The nation's third-largest wireless carrier on Wednesday said it lost a net 75,000 subscribers in the first three months of 2010, compared to a loss of 182,000 in the same quarter last year.
Its quarterly loss amounted to $865 million, or 29 cents per share, versus a loss of $594 million, or 21 cents per share, a year earlier.
Excluding a tax charge of $365 million, the loss would have been 17 cents per share, matching the average estimate of analysts surveyed by Thomson Reuters.
Revenue for the Overland Park, Kan., company slipped 2 percent to $8.09 billion from $8.21 billion. Analysts expected $8.05 billion in revenue.
Its shares dropped 29 cents to $3.80 in pre-opening trading.

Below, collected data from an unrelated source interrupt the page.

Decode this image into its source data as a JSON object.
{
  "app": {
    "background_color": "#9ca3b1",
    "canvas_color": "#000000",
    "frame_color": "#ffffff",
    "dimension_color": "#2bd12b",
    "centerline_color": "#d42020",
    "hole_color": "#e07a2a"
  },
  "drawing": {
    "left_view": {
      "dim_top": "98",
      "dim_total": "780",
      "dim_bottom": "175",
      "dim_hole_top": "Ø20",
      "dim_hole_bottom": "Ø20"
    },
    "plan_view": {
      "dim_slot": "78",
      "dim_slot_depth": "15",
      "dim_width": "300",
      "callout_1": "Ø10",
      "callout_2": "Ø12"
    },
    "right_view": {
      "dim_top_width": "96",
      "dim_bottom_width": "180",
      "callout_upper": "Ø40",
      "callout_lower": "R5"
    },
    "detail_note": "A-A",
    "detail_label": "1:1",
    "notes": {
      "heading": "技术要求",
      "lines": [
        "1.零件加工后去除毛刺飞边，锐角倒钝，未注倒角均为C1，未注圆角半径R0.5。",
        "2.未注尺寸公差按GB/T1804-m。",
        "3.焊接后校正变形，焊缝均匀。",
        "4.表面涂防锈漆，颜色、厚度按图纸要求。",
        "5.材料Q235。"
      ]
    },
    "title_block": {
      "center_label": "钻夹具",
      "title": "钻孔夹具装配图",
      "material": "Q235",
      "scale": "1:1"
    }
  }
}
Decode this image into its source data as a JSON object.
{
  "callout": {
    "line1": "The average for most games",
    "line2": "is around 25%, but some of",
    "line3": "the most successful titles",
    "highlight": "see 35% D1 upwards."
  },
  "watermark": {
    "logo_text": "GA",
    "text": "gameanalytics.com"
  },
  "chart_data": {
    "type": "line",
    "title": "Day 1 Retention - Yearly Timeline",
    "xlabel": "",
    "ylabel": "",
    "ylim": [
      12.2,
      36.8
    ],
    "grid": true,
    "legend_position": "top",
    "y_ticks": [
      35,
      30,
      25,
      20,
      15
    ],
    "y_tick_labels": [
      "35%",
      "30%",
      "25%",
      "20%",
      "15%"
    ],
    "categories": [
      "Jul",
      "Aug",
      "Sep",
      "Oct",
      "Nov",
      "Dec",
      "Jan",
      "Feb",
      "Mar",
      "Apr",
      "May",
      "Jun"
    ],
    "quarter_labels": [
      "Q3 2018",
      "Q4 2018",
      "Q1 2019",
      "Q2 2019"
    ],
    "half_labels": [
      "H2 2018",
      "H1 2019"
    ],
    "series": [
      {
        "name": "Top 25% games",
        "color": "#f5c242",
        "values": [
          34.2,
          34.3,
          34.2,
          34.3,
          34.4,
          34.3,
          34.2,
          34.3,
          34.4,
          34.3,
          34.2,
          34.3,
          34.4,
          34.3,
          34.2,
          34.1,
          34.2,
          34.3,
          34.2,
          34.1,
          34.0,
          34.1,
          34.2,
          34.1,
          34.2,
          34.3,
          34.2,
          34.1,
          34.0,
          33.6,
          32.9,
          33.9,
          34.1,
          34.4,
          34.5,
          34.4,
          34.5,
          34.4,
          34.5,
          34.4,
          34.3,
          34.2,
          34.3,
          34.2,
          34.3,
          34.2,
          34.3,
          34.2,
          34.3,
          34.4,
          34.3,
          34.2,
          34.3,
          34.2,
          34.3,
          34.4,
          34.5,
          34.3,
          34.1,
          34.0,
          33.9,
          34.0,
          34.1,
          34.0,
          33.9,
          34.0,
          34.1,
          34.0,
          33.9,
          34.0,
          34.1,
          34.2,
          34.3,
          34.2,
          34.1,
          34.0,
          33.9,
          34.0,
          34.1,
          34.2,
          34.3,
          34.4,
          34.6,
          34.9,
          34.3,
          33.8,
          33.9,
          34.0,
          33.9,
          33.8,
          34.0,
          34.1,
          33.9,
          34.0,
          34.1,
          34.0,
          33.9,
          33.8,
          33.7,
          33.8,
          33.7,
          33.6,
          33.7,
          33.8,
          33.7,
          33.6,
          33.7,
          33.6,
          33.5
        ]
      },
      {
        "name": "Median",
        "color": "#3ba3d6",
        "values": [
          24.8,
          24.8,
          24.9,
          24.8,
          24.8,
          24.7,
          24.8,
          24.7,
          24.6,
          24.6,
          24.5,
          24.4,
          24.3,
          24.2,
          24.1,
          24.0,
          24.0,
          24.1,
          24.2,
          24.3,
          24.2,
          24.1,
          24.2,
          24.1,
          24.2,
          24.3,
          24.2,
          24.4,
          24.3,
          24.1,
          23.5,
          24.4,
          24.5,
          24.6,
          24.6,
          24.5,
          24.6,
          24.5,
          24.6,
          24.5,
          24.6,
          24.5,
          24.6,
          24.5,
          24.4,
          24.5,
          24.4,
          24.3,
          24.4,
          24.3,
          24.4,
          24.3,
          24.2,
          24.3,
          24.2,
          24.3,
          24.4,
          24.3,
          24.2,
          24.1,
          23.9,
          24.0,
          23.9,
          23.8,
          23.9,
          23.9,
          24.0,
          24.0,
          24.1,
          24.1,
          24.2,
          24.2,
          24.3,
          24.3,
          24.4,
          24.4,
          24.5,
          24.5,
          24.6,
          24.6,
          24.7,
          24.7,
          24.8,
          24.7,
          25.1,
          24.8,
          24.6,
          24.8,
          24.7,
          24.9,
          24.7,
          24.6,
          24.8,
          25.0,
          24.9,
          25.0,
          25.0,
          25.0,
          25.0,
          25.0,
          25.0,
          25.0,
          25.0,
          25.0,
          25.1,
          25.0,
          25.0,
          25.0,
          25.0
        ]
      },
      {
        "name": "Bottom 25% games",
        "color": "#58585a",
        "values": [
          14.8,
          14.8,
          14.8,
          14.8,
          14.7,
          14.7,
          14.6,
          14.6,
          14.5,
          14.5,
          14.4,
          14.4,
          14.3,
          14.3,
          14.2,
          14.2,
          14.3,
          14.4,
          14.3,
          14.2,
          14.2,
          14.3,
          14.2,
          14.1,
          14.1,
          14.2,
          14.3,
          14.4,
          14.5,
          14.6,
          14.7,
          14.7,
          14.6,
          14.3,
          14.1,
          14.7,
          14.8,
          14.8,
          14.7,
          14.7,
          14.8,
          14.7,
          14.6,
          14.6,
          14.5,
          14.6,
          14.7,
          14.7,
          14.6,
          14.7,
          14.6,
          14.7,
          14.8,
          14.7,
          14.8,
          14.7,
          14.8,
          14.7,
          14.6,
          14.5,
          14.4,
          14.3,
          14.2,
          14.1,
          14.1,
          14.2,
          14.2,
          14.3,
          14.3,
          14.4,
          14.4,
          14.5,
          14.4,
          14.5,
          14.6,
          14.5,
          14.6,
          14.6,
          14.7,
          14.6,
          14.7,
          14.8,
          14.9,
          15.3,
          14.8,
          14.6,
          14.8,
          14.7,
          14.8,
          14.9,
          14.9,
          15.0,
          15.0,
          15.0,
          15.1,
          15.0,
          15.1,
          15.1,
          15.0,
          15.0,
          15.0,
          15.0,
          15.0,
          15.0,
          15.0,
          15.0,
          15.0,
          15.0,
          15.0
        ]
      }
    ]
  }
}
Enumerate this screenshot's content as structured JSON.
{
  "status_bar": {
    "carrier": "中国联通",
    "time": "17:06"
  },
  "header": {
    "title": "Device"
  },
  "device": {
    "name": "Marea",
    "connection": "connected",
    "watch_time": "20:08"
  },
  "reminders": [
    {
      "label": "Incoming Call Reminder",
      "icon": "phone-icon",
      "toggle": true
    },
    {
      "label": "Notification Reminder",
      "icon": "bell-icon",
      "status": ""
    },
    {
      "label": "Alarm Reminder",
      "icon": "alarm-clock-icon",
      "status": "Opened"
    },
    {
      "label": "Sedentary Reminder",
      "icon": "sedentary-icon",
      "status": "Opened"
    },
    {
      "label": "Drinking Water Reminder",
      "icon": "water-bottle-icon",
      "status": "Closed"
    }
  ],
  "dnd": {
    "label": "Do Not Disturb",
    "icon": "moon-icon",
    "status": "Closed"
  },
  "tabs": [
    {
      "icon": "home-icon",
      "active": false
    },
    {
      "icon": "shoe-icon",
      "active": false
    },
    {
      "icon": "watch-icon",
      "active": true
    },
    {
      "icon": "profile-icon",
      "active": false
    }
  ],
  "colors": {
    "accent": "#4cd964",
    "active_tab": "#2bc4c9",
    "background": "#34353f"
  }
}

Sprint's continued stabilization in subscriber numbers comes as the two larger carriers, Verizon Wireless and AT&T Inc., appeared to run out of new customer prospects. Last week, both reported that the first quarter had the lowest net number of new contract-signing customers in many years.

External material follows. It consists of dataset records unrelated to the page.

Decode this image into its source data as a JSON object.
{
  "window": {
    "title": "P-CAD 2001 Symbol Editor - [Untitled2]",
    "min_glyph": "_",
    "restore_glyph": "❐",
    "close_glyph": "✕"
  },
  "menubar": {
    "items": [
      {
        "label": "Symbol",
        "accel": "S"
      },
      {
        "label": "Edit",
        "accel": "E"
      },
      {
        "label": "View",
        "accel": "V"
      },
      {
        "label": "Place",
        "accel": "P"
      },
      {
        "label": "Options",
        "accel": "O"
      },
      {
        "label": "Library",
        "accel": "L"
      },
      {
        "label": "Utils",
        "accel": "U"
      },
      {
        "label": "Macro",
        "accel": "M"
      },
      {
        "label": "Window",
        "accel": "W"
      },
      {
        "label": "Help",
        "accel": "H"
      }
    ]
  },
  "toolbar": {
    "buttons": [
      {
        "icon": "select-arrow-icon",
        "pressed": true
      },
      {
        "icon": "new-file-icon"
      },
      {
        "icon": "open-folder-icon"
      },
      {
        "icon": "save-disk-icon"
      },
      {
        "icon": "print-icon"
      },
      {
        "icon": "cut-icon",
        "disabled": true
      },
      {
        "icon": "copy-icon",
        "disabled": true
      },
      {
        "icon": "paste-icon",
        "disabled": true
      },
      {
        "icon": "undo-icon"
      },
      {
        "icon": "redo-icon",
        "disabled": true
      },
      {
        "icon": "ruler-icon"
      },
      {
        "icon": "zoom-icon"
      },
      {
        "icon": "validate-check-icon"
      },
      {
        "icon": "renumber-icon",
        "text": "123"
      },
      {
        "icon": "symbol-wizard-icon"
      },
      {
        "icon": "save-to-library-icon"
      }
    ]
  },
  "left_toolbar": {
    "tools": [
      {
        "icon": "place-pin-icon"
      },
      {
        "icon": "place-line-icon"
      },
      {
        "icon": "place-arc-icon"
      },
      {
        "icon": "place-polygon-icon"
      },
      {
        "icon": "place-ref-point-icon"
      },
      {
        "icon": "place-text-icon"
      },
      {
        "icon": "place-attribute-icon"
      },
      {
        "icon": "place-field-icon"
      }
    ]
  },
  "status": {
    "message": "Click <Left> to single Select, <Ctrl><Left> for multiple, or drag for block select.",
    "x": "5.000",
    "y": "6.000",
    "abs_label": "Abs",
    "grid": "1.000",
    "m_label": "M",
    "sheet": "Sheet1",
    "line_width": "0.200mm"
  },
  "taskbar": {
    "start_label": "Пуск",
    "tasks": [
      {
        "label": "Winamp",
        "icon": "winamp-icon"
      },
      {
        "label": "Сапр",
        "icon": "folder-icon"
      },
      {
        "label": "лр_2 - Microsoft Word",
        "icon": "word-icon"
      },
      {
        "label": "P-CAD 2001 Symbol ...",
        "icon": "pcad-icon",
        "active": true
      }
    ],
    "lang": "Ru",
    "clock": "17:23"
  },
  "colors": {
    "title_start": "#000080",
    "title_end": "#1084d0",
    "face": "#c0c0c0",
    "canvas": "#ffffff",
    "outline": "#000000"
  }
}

Against that backdrop, and several years of steep subscriber losses, Sprint did relatively well. However, it's paying a high price for keeping its overall subscriber numbers nearly stable. It's still losing large number of contract-signing customers, and is compensating by attracting customers who prepay for service and don't sign contracts.
Contract-signing customers paid an average of $55 per month in the first quarter. Those who didn't sign contracts paid an average of $27 per month, down from $31 per month in the fourth quarter.
Sprint lost a net 578,000 contract-signing customers, an improvement from a loss of 1.25 million in the same quarter last year. It added a net 348,000 prepaying customers, down from 674,000 added in the same quarter least year, when Sprint's $50-per-month plan for unlimited calling was fresh.
As before, it was the Nextel part of the business, acquired in 2005, that accounted for most of the subscriber flight in the quarter.
The Nextel network offers a popular walkie-talkie-like function popular for on-the-job communications by construction crews and other blue-collar workers, but it doesn't support smart phones well.
As the professional crowd has bailed on Nextel, Sprint has repositioned it as a network for cheap prepaid service. However, even that initiative seemed to falter in the first quarter, as the company lost 44,000 prepaid customers on the Nextel network. Instead, most of the prepaid additions were on the Sprint network.